A dangerous thing that has happened in india: parliamentary democracy vs the presidential form of elections, which they had started changing in 2014 and drove it home this time.

Parliamentary democracy has a diversity of political views, political parties, cultures, languages, regions, expressed in its federal structure.

This they carefully and consciously dismantled, and through their corporate house friends used the electronic media to build support for it.

Despite the examples of germany and italy, there are many people in our country who should have felt what is happening in our country but didn't. The huge democracy and huge civilisation of Hindustan - what will happen to it if the RSS is allowed to continue - they didn't realise it, they didn’t see what was happening. It needs serious introspection, not just from the Left but from all those opposed to the RSS and corporate power.

I would also like to say, not everything is lost. People couldn’t digest that after Modi, Yogi. But now after Yogi, Pragya Thakur.

It signifies the strengthening of fascist forces in india.

A debate was begun - forget EVMs, go back to the paper ballot - the debate died, was revived, died again and so on. This debate needs to continue - what are the safeguards we want? What electoral reforms to we need to safeguard our democracy? Elections have been corporatised, making parliamentary politics difficult. Electoral reforms are something we need to think about.

The Election Commission was almost kept in jail. At the outset it was felt the EC hadn’t decided these dates, or how the election should proceed. It was in the last two rounds that the BJP's best results were seen - they wanted a twist at the end which they succeeded in ensuring. Should the EC also be elected? How can it function effectively in such a large parliamentary democracy?

This is another issue to consider for those who seriously analyse the working of our democracy.

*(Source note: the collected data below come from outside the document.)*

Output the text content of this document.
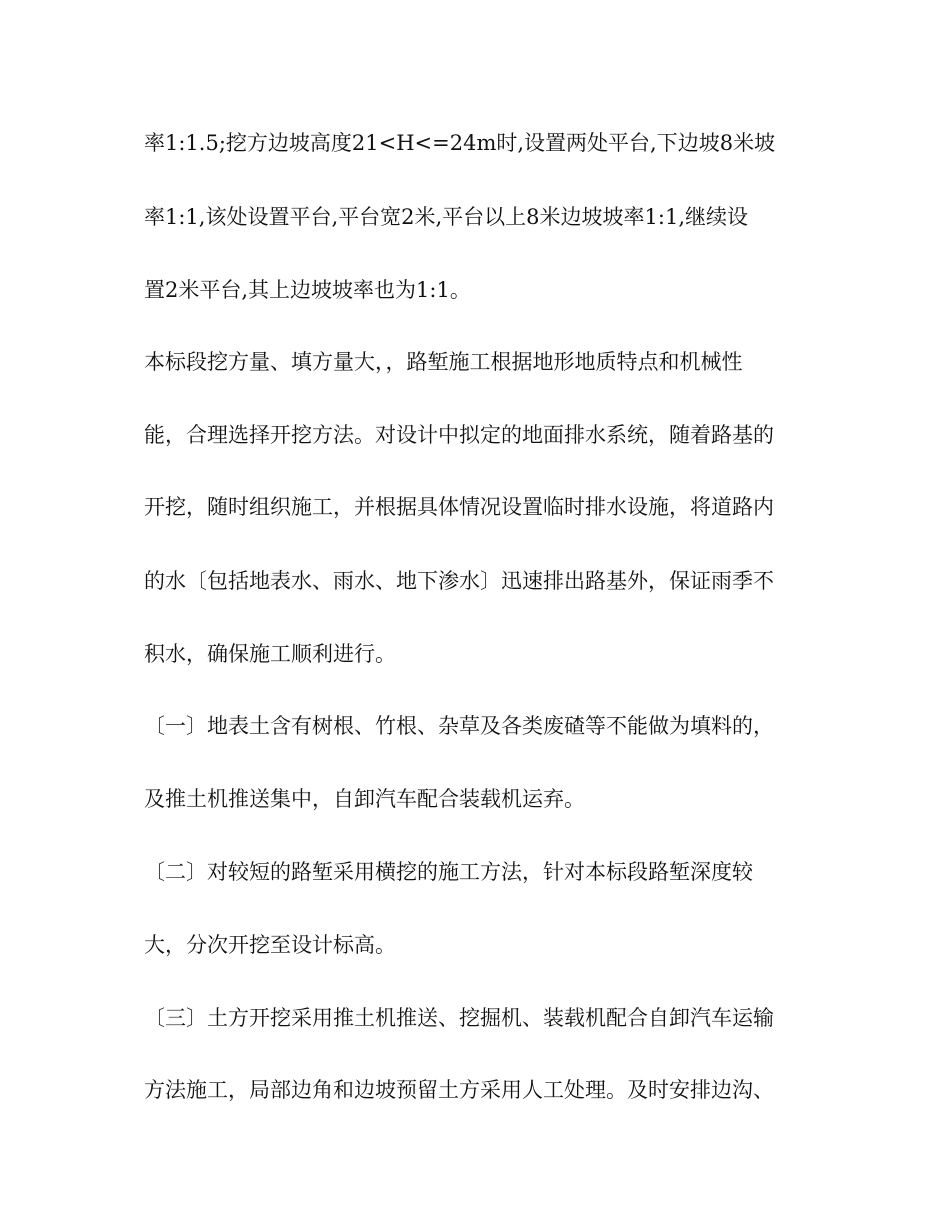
率1:1.5;挖方边坡高度21<H<=24m时,设置两处平台,下边坡8米坡
率1:1,该处设置平台,平台宽2米,平台以上8米边坡坡率1:1,继续设
置2米平台,其上边坡坡率也为1:1。
本标段挖方量、填方量大，，路堑施工根据地形地质特点和机械性
能，合理选择开挖方法。对设计中拟定的地面排水系统，随着路基的
开挖，随时组织施工，并根据具体情况设置临时排水设施，将道路内
的水〔包括地表水、雨水、地下渗水〕迅速排出路基外，保证雨季不
积水，确保施工顺利进行。
〔一〕地表土含有树根、竹根、杂草及各类废碴等不能做为填料的，
及推土机推送集中，自卸汽车配合装载机运弃。
〔二〕对较短的路堑采用横挖的施工方法，针对本标段路堑深度较
大，分次开挖至设计标高。
〔三〕土方开挖采用推土机推送、挖掘机、装载机配合自卸汽车运输
方法施工，局部边角和边坡预留土方采用人工处理。及时安排边沟、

It wasn’t just CBI vs CBI, but RBI vs RBI, and ECI vs ECI. These institutional struggles need to be seen for what they are. Political parties failed to grasp the significance, and those that did, were not granted the space in the media or in political alliances to bring up these issues.

The Left was kept cornered and isolated, and was unable to raise these points.

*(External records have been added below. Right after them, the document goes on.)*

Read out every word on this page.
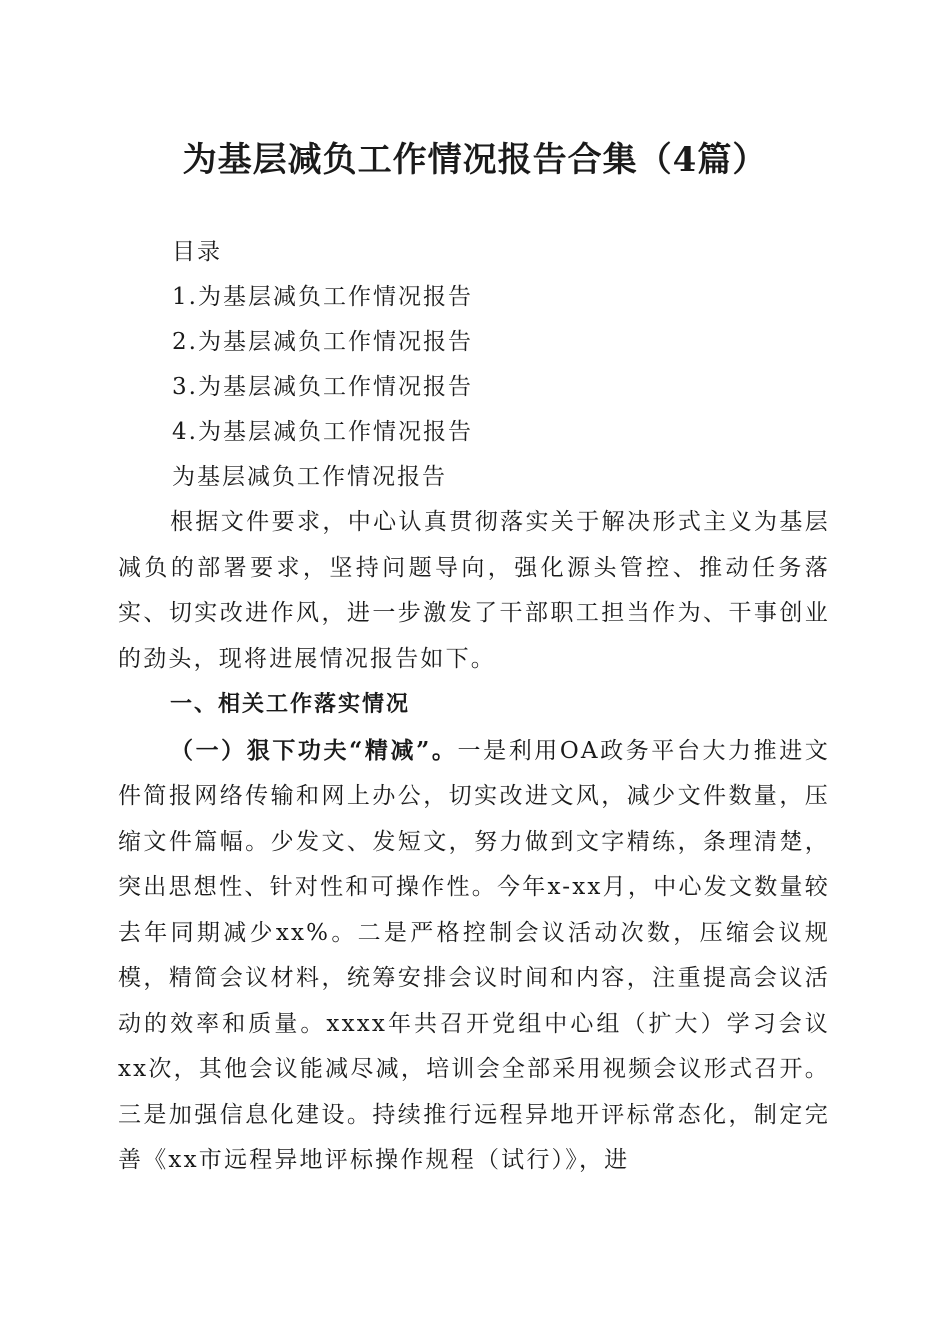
为基层减负工作情况报告合集（4篇）
目录
1.为基层减负工作情况报告
2.为基层减负工作情况报告
3.为基层减负工作情况报告
4.为基层减负工作情况报告
为基层减负工作情况报告

根据文件要求，中心认真贯彻落实关于解决形式主义为基层减负的部署要求，坚持问题导向，强化源头管控、推动任务落实、切实改进作风，进一步激发了干部职工担当作为、干事创业的劲头，现将进展情况报告如下。

一、相关工作落实情况

（一）狠下功夫“精减”。一是利用OA政务平台大力推进文件简报网络传输和网上办公，切实改进文风，减少文件数量，压缩文件篇幅。少发文、发短文，努力做到文字精练，条理清楚，突出思想性、针对性和可操作性。今年x-xx月，中心发文数量较去年同期减少xx%。二是严格控制会议活动次数，压缩会议规模，精简会议材料，统筹安排会议时间和内容，注重提高会议活动的效率和质量。xxxx年共召开党组中心组（扩大）学习会议xx次，其他会议能减尽减，培训会全部采用视频会议形式召开。三是加强信息化建设。持续推行远程异地开评标常态化，制定完善《xx市远程异地评标操作规程（试行）》，进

Parties will need to understand one other thing. I am more than 100% sure that the BJP will get fewer seats than currently in evidence, and their vote share (currently about 60%) will come down by evening.

But in every election, the wavering vote, the night before polls, in every election it went to the BJP. Why?

Workers will be attacked, farmers' land will openly be seized, there will be pressure on the media and on independent voices. Those who are opposed, will continue to fight, no matter how many they stuff into jails.

To save parliamentary democracy, and how to defeat them in the next elections, to understand the methodology of elections in the changed, corporatised atmosphere, needs to be understood.

This is what i have seen at the grassroots: at the booth and housegold level, in Begusarai for example, how the BJP and RSS managed the election. The button corresponding to kanhaiya was changed at the last minute, many last minute changes were made. This is what happens, and not only in Begusasrai - are the strongrooms guarded securely? Are the elections administered independently of the government?

We raised concerns about all this when and where we could. But we saw and heard from EC officials ourselves, those who were sympathetic to the opposition, about how machines can be manipulated at the booth level while voting is going on. The idea is to outsmart voters, and without much hi-tech effort they succeed. Are people trained to use EVMs reliably? Are the machines simple enough to use? This needs deeper invesetigation and anaylsis.

The strategy of alliances, the strategy of winnability in elections, and how to restore institutions that have been twisted out of shape or broken - this is how the struggle against fascism will have to be fought, by focusing on the details.

I am an optimist but i believe the situation is grave.

Amarjit Kaur is a senior CPI leader.